2017-06-22add filter for RubyLang lists
Unfortunately, it appears we have to reject this and instead add support filtering at View time(*), due to DKIM signatures in messages from ruby-lang.org. (*) which may not be worth it
2017-05-09watchmaildir: show $@ in warning message
It should be helpful to know what error happened.
2017-04-04watchmaildir: do not reject lowercase flags on Maildir files
Dovecot uses 'a'..'z' (lowercase) to designate keywords in Maildir flags. This was preventing certain messages from being marked as spam. https://wiki2.dovecot.org/MailboxFormat/Maildir
2017-01-26watchmaildir: allow arguments for filters
We'll want to allow some degree of configuration for various mailing lists.
2017-01-19watchmaildir: limit live importer processes
We don't want to be triggering OOM or swapping on weaker systems when we have dozens of inboxes as potential targets.
2017-01-10introduce PublicInbox::MIME wrapper class
This should fix problems with multipart messages where text/plain parts lack a header. cf. git clone --mirror https://github.com/rjbs/Email-MIME.git refs/pull/28/head In the future, we may still introduce as streaming interface to reduce memory usage on large emails.
2017-01-02watch: watchspam affects all configured inboxes
If a message is spam in one mailbox, it is spam in all others a particular user/group will care about.
2016-09-01watch: use "publicinboxwatch" namespace
We'll keep supporting "publicinboxlearn" indefinitely, but "publicinboxwatch" is probably more appropriate at the moment.

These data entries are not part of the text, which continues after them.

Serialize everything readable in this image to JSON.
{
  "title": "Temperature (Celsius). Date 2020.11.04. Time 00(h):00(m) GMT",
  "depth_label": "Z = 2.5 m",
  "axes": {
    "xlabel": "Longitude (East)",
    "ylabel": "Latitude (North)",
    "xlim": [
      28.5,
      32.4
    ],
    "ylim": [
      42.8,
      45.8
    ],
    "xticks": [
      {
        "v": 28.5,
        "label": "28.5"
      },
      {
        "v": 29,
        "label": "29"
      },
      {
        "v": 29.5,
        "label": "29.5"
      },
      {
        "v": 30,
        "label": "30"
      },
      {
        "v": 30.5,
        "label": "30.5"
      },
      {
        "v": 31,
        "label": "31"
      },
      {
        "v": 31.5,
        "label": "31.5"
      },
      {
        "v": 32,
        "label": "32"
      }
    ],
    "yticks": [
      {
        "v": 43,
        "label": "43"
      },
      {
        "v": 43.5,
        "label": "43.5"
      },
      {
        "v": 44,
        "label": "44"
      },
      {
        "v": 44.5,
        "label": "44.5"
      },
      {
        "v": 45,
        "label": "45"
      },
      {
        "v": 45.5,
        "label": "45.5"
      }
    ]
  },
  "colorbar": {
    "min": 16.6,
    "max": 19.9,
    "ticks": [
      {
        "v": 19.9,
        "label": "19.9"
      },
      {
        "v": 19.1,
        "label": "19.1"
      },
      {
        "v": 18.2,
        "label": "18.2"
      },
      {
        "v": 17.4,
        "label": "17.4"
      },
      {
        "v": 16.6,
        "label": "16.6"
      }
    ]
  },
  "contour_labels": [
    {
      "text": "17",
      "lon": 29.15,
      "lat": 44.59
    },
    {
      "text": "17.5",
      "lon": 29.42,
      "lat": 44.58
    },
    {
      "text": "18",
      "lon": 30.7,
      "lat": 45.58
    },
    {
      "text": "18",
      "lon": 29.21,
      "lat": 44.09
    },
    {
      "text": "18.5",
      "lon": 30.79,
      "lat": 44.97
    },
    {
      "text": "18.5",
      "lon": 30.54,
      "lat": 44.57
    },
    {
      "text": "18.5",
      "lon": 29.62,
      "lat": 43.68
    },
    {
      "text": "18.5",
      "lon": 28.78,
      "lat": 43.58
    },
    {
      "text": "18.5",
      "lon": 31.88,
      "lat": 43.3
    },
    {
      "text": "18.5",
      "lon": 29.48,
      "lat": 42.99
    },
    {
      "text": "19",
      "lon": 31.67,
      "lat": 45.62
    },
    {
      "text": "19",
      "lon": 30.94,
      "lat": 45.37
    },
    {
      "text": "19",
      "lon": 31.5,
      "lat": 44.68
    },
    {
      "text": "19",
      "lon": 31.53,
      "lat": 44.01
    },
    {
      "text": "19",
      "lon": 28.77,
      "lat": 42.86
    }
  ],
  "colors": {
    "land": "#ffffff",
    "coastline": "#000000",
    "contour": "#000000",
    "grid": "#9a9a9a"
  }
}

Noticed while writing documentation.
2016-08-12watch: respect altid for incremental watch changes
We need to pass the Inbox object to SearchIdx to get altid mappings properly for incremental imports. TODO: use the Inbox object in more places where it makes sense to do so.
2016-06-26watch_maildir: warn on spam check failures
It would be nice to know about spamcheck failures.
2016-06-24watch_maildir: ignore Trash and Drafts, support Dovecot
Trashed messages and drafts are probably not intended for importing, so do not import them. Dovecot uses extra flags via lowercase letters, so we must support those (as that's the server I use).
2016-06-24watch_maildir: implement optional spam checking
Mailing lists I watch and mirror may not have the best spam filtering, and an extra layer should not hurt.
2016-06-24watch_maildir: rename _check_spam => _remove_spam
We do not actually do spam checking, here; but will do spam checking before adding a message in the future.